The more I let this one stew in my brain, the more I think this movie could have been really good. The Matrix was really good. Total Recall was really good. Inception was like mixing those two movies and making them a little more boring. There were two too many characters to care about, so I sort of cared about none of them. Leonardo DiCaprio was fine. It was really hard to understand some of the dialog, and I felt  it was kind of important to understand it, since there was a lot of it and it explained what was happening. They had some sort of crazy CGI make-up on Ken Watanabe for his old age scenes, and it did not work. His eyes did not look like human eyes. 

Finally, here is one possible pitfall in having an entire movie take place within a dream: in dreams, there are no rules. Rules are a good thing. Constraint is a good thing for the creative process (Le Ton Beau de Marot - read it). The difference between good sci-fi and bad sci-fi very frequently hinges on nothing more than the storytellers setting up clear rules for their created world and sticking to them. Having said that, I want to applaud Mr. Nolan for spelling out rules and then mostly following them. I think he did better than any other director would have done. He did what many directors would not have done. He constrained himself, instead of taking the story down some really weird avenue and then expecting the audience to be OK with it because 'dreams are crazy like that.' The pitfall to all these rules? Explaining them eats up story time, but it's just a trade-off for doing this kind of movie. The rules definitely make it a classier film.
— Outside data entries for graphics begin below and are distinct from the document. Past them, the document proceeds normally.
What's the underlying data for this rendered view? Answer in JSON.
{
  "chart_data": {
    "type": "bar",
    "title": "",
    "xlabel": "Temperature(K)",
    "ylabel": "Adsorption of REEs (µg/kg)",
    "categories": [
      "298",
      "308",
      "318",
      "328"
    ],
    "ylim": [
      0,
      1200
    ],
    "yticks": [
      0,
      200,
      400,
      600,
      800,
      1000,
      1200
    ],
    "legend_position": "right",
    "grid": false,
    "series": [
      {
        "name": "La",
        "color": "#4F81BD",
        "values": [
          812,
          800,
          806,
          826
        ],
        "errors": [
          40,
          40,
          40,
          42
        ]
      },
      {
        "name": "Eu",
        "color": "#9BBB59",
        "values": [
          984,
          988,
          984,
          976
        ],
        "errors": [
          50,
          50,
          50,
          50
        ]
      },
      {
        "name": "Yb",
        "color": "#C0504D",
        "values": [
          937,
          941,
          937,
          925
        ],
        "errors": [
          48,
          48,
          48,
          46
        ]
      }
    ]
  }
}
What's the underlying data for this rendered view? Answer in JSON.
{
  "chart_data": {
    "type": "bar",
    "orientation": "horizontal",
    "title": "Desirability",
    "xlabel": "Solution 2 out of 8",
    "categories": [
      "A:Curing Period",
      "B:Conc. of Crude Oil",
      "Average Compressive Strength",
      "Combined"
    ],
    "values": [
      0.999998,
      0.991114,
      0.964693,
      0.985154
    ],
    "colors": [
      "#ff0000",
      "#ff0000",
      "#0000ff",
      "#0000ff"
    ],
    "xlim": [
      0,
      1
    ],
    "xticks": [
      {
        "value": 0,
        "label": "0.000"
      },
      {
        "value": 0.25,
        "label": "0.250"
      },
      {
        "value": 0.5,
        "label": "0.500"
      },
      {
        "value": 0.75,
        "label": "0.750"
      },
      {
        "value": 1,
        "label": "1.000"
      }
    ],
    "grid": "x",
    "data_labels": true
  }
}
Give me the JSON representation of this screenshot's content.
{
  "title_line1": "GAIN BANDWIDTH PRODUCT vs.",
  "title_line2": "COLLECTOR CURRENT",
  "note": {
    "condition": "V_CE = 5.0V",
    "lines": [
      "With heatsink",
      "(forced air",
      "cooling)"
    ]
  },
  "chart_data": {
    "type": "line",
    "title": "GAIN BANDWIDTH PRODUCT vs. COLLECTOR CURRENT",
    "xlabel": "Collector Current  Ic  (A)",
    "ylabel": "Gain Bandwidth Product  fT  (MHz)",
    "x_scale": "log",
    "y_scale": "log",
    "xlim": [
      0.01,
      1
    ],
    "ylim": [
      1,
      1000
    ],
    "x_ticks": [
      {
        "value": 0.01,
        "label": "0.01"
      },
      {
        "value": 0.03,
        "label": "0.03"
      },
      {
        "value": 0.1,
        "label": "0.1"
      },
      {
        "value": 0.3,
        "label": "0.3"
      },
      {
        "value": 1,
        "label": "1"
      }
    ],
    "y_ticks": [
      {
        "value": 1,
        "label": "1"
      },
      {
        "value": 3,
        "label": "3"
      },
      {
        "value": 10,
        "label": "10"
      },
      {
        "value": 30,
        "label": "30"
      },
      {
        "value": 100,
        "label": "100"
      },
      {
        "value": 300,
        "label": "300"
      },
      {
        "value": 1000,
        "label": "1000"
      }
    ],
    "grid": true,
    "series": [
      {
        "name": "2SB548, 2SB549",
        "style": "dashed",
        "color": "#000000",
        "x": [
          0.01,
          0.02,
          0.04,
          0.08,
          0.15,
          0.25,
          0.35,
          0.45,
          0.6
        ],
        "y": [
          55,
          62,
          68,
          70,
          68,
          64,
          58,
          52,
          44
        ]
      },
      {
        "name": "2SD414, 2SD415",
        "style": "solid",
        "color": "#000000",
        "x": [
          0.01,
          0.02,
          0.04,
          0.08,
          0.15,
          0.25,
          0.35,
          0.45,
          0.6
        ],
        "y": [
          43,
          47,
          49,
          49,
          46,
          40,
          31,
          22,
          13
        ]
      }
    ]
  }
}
I liked the wonky horn music in the soundtrack.

I predict the the residual impression left by The Dark Knight will result in an Oscar nomination for Nolan as Director or for the film as Best Picture. Christopher Nolan is at the peak of his popularity, so the Academy has to get on it before he cranks out another one that isn't as good as The Dark Knight. I think this movie was nowhere near Best Picture material, but lots of other bad movies have won, hence my prediciton.

I think this movie could have been awesome. I'm glad I saw it, but maybe should have saved my money and seen it on DVD instead.